How are your poppies blooming?

How are yours blooming?

Poppies are blooming in our churchyards, our communities and in our church schools one year after we planted them together to mark the start of our new diocese and the 100th anniversary of the First World War.

Pictured here are children from St John’s CE Primary Academy in Clifton, Brighouse, near Huddersfield with some of the poppies they planted together last year with their local curate, the Revd Andrew Hall.

Headteacher, Helen Lever, explained how the poppy planting inspired a wide range of activities around the themes of war and peace.

They had an artist in residence who spent a week working with the children to produce poppy art for a big public exhibition. They discovered old school logs from the war years which gave the pupils an insight into the impact the First World War had on local people – in it they read how one member of staff had two days off to say goodbye to her husband who was going away to war and how the children picked blackberries to send to Halifax.
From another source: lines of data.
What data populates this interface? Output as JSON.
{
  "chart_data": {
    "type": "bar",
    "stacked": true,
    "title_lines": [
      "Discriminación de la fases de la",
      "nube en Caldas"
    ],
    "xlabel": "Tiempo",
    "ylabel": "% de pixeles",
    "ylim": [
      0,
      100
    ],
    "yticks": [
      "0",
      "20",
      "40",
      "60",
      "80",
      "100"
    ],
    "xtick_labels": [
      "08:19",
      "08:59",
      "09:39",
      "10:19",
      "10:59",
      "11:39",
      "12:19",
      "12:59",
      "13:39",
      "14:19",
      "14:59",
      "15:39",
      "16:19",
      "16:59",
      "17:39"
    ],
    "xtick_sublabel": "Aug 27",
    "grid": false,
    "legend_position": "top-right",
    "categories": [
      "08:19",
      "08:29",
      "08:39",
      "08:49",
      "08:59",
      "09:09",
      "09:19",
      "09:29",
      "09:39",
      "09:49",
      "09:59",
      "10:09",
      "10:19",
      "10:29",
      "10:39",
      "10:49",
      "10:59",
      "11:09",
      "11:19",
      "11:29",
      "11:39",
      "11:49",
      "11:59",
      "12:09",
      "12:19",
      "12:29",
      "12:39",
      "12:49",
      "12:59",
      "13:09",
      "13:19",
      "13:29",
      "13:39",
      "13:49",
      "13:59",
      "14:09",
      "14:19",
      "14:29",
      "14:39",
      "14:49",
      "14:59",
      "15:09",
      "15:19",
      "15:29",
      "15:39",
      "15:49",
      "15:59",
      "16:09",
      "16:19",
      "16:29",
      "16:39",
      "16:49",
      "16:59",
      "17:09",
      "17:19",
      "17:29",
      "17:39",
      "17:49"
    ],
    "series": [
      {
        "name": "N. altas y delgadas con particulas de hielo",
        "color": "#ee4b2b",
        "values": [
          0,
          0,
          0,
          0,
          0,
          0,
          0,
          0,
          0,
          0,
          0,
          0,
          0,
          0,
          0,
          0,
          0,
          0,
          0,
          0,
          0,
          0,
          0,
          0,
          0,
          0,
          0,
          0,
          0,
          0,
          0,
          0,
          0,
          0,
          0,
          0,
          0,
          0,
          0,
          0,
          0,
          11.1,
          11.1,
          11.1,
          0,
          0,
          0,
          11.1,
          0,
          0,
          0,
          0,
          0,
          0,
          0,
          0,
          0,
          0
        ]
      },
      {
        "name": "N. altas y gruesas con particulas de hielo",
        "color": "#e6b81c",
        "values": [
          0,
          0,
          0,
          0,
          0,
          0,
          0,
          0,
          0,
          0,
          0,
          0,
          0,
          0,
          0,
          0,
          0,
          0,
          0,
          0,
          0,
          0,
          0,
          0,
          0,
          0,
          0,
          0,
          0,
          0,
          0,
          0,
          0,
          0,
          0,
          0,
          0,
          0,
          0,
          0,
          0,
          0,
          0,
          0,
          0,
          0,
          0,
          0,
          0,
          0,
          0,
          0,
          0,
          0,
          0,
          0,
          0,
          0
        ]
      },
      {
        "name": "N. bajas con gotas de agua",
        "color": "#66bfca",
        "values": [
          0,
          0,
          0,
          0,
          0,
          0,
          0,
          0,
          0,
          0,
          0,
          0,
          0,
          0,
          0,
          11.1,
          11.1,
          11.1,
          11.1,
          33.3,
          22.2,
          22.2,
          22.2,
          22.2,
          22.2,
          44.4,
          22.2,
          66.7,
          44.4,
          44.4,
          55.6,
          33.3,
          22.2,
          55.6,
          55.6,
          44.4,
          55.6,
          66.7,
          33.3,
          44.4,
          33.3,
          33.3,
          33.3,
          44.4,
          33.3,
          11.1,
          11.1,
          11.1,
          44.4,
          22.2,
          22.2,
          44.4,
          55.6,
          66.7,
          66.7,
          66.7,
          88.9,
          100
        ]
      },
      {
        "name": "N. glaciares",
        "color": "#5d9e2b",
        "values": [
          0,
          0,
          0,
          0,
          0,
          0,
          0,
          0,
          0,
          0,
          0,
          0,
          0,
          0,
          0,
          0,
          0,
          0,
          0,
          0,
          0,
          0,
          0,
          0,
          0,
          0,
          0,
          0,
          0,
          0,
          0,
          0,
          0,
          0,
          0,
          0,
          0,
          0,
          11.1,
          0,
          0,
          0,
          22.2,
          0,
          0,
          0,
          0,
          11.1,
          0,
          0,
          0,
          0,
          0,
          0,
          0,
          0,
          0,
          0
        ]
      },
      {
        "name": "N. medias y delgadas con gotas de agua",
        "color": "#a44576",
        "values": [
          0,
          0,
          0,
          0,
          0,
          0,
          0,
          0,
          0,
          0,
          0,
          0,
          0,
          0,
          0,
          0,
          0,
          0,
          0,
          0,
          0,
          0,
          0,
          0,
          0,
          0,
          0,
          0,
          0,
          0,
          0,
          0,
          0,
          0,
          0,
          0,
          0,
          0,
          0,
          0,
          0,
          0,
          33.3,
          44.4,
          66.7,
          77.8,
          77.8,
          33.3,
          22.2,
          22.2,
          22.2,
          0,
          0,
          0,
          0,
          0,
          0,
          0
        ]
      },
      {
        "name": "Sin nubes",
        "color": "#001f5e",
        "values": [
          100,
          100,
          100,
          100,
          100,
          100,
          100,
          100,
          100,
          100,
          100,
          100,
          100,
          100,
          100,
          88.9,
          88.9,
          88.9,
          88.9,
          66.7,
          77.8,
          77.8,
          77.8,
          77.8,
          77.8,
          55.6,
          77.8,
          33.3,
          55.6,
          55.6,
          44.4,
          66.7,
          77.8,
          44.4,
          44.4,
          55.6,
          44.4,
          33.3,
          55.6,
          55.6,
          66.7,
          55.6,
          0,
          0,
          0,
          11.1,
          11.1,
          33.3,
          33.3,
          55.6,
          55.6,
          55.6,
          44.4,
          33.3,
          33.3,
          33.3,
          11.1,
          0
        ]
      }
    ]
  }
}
The headteacher at the time also noted that the school was closed for the afternoon on November 11 1918 after the Allies signed the Armistice.

Watch out for a film telling the story of how our poppy planting inspired the children at this school released in September.





Beautiful Poppies grown by the children at Hackforth and Hornby C of E Primary School, Bedale


Pictured here are the poppies grown by pupils at Hackforth and Hornby C of E Primary School, Bedale.

Beautiful poppies grown by the children at Hackforth and Hornby C of E Primary School, Bedale.

The children spent a lot of time learning about the significance of poppies and WWI commemoration. 

In November they contributed to an exhibition to remember the Great War that was held at St Mary's Church, Hornby.

The Key Stage 2 children researched the individual soldiers remembered on the memorial there and wrote letters to them reminding them that they had not been forgotten.

The pupils also found out about the Nichols brothers who attended the school and served in the War. 

Hackforth and Hornby C of E Primary School still has the original school registers and log books from when the brothers attended, so the children were able to see the original entries for the Nichols' family being admitted to the school.

Key Stage 2 teacher, Julie Lewis, notices that being able to study local families and former pupils made real the significance of Remembrance symbolised by these poppies.